The perianal and ischiorectal abscesses arise from infected anal glands with subsequent tracking of the infection to distant areas. In up to 37% of patients with either of these conditions, the track may remain patent/open instead of closing up. As a result, there is a small communication/tract between the anal canal and the buttock skin, resulting in regular but small amounts of discharging pus from the skin and occasionally repeated development of abscesses.
The development of the tract is known as an Anal Fistula. The treatment option will be for obliteration/destruction of the fistula and surgical techniques include Fistulotomy, Seton placement, VAAFT (Video-Assisted Anal Fistula Treatment) or a LIFT (Ligation of Inter-sphincteric Fistula Tract) procedure. The exact treatment will need to be tailored to each patient and a detailed consultation with a colorectal surgeon is essential.
The initial operation to drain the pus from the abscess is the first step in the treatment of pilonidal disease.
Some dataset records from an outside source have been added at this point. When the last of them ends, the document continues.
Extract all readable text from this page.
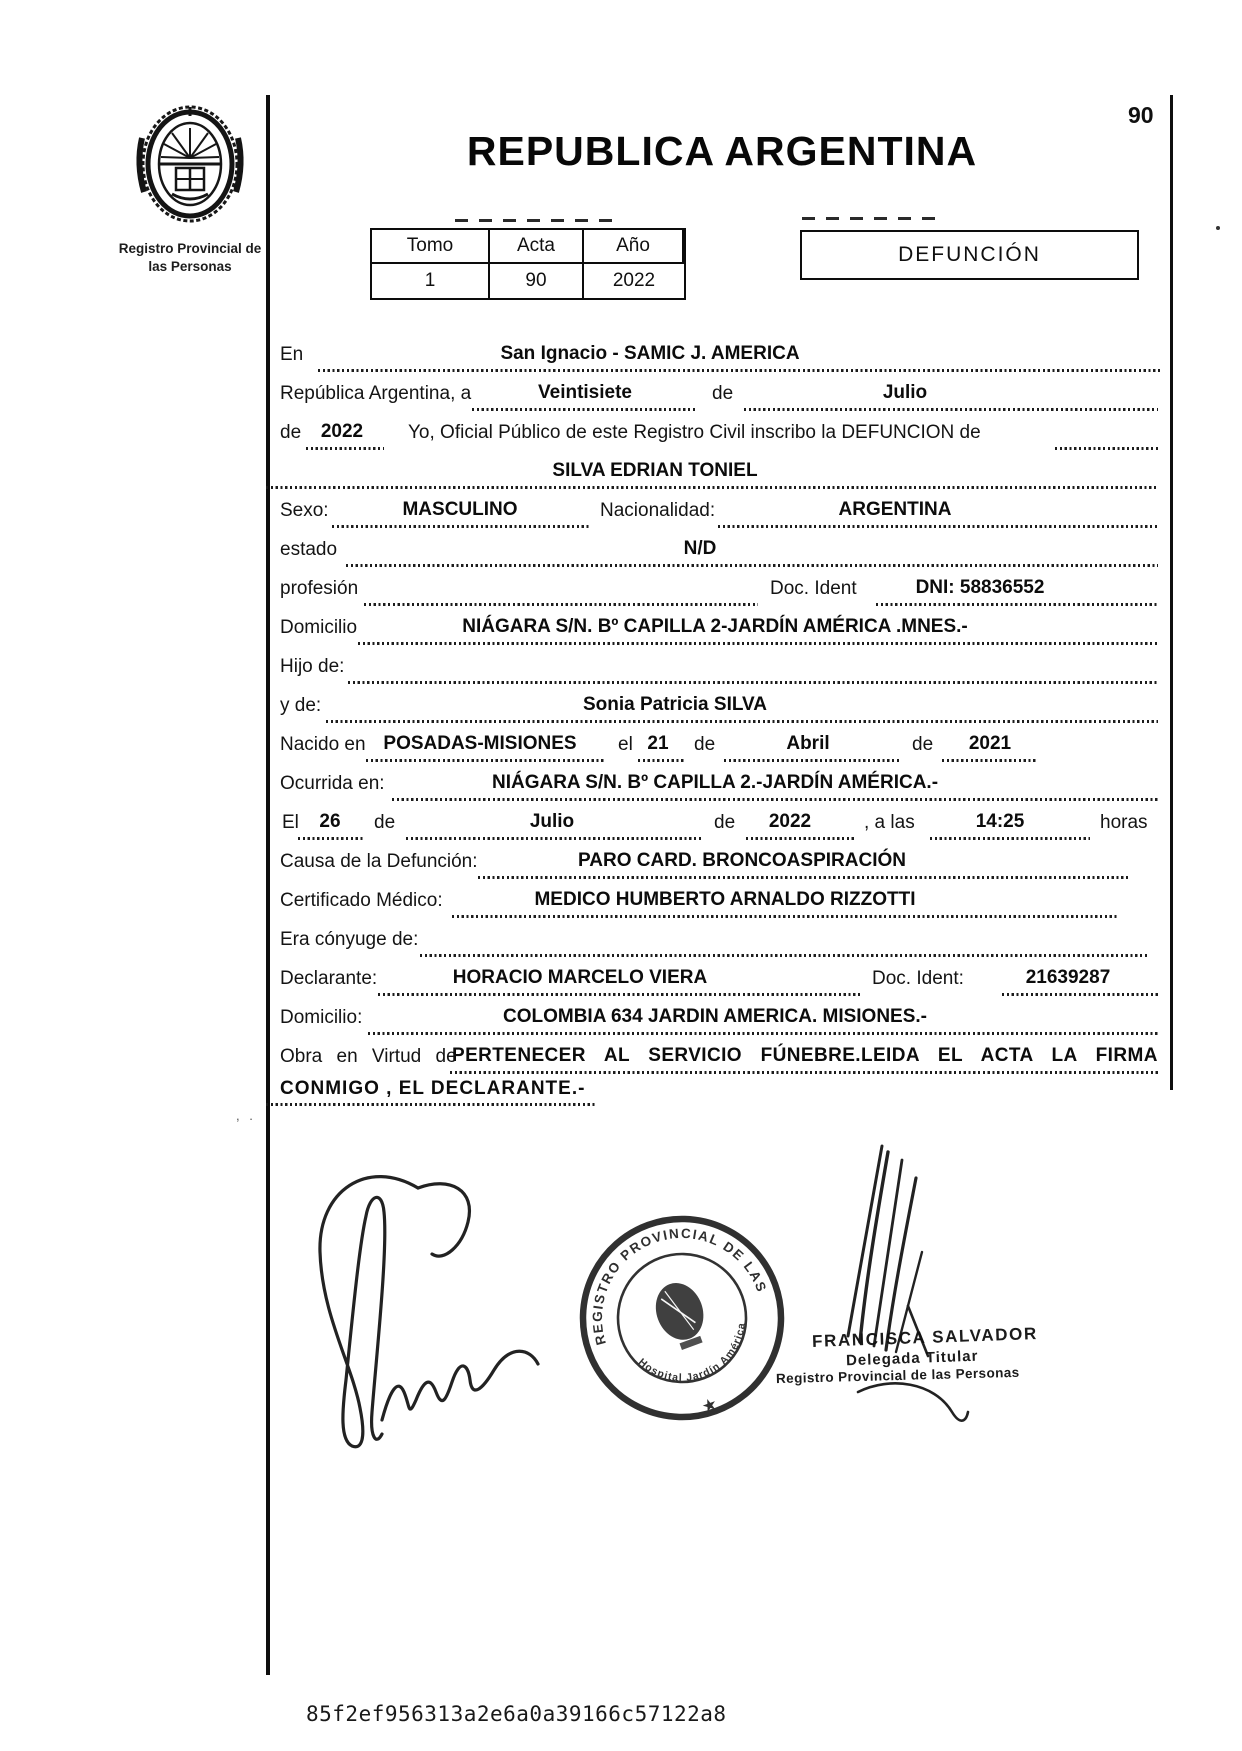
90
Registro Provincial de
las Personas
REPUBLICA ARGENTINA
Tomo	Acta	Año
1	90	2022
DEFUNCIÓN
En	San Ignacio - SAMIC J. AMERICA
República Argentina, a	Veintisiete	de	Julio
de 2022 Yo, Oficial Público de este Registro Civil inscribo la DEFUNCION de
SILVA EDRIAN TONIEL
Sexo:	MASCULINO	Nacionalidad:	ARGENTINA
estado	N/D
profesión	Doc. Ident	DNI: 58836552
Domicilio	NIÁGARA S/N. Bº CAPILLA 2-JARDÍN AMÉRICA .MNES.-
Hijo de:
y de:	Sonia Patricia SILVA
Nacido en POSADAS-MISIONES el 21 de	Abril	de 2021
Ocurrida en:	NIÁGARA S/N. Bº CAPILLA 2.-JARDÍN AMÉRICA.-
El 26 de	Julio	de 2022	, a las	14:25	horas
Causa de la Defunción:	PARO CARD. BRONCOASPIRACIÓN
Certificado Médico:	MEDICO HUMBERTO ARNALDO RIZZOTTI
Era cónyuge de:
Declarante:	HORACIO MARCELO VIERA	Doc. Ident:	21639287
Domicilio:	COLOMBIA 634 JARDIN AMERICA. MISIONES.-
Obra en Virtud de
PERTENECER AL SERVICIO FÚNEBRE.LEIDA EL ACTA LA FIRMA
CONMIGO , EL DECLARANTE.-
, .
REGISTRO PROVINCIAL DE LAS PERSONAS
Hospital Jardín América
★
FRANCISCA SALVADOR
Delegada Titular
Registro Provincial de las Personas
85f2ef956313a2e6a0a39166c57122a8
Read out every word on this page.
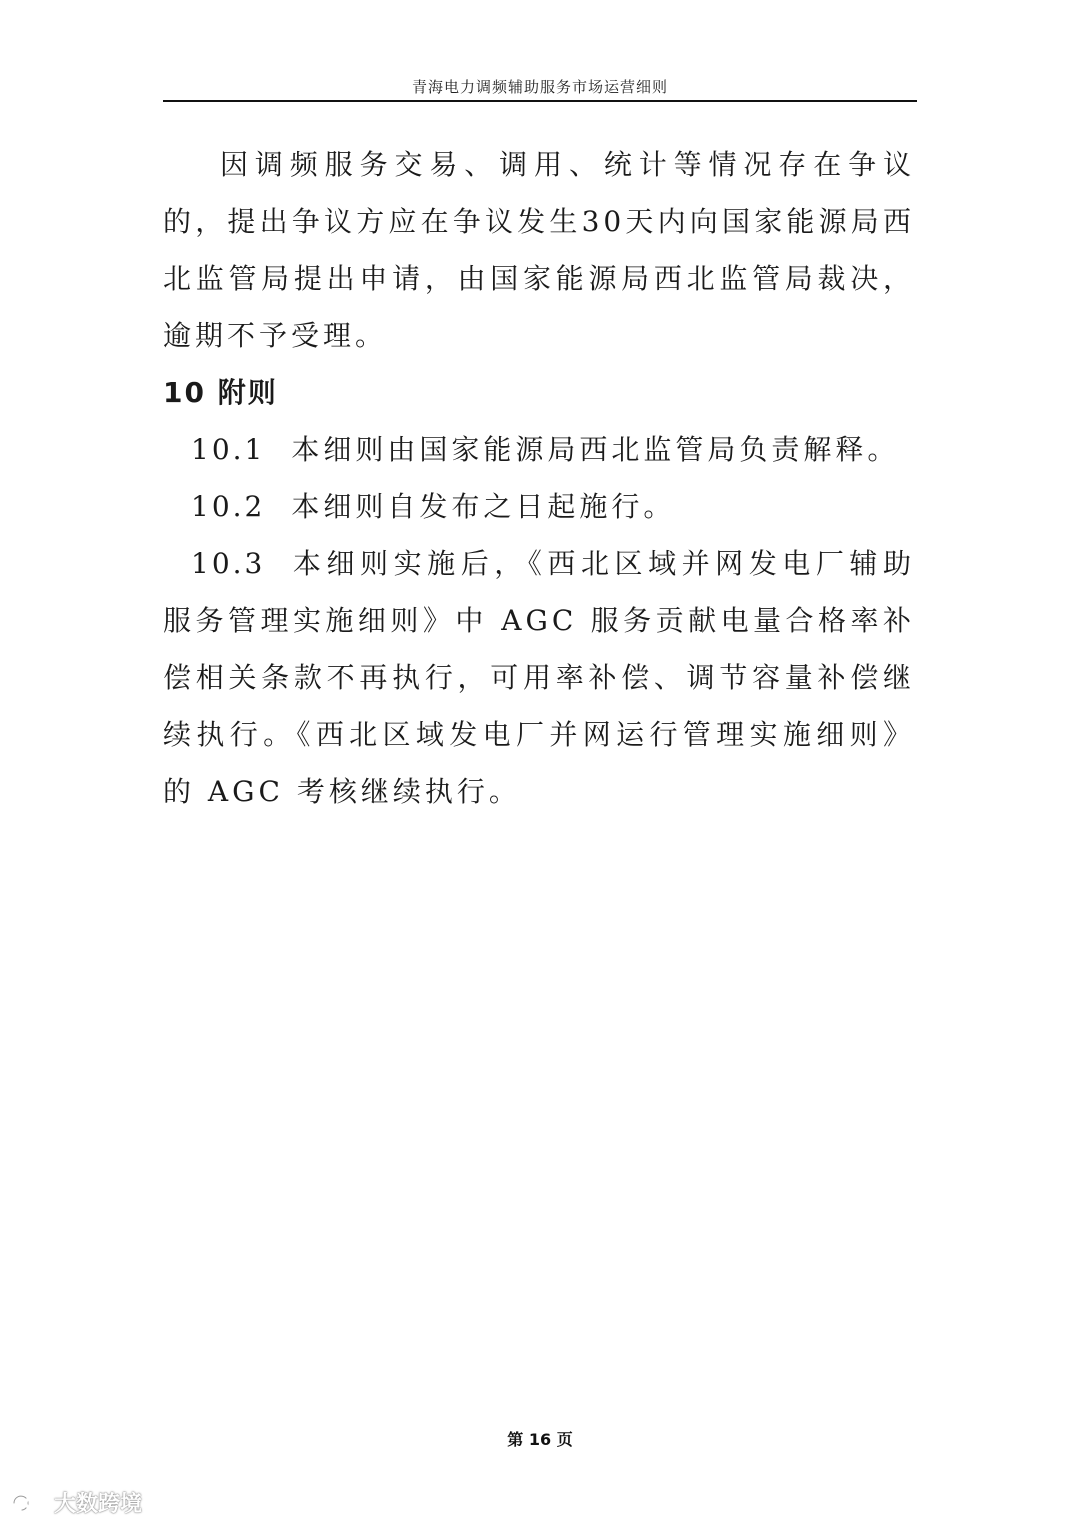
青海电力调频辅助服务市场运营细则

因调频服务交易、调用、统计等情况存在争议的，提出争议方应在争议发生30天内向国家能源局西北监管局提出申请，由国家能源局西北监管局裁决，逾期不予受理。

10 附则

10.1 本细则由国家能源局西北监管局负责解释。

10.2 本细则自发布之日起施行。

10.3 本细则实施后，《西北区域并网发电厂辅助服务管理实施细则》中 AGC 服务贡献电量合格率补偿相关条款不再执行，可用率补偿、调节容量补偿继续执行。《西北区域发电厂并网运行管理实施细则》的 AGC 考核继续执行。

第 16 页
大数跨境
As mentioned above, the root of the problem lies in the hair pits located in the natal and buttock clefts. Removal of the hair pits is essential in ensuring a long-term cure.
The surgical techniques available include Fistulotomy with marsupialization of skin edges, Karydakis flap procedure, Bascom procedure or a rhomboid or buttock rotation flap procedure.
Buttock abscesses should be treated urgently due to the pain and discharge it brings to the individual. Most buttock abscesses heal with no subsequent sequelae. Treatment options are available for sequelae that do develop.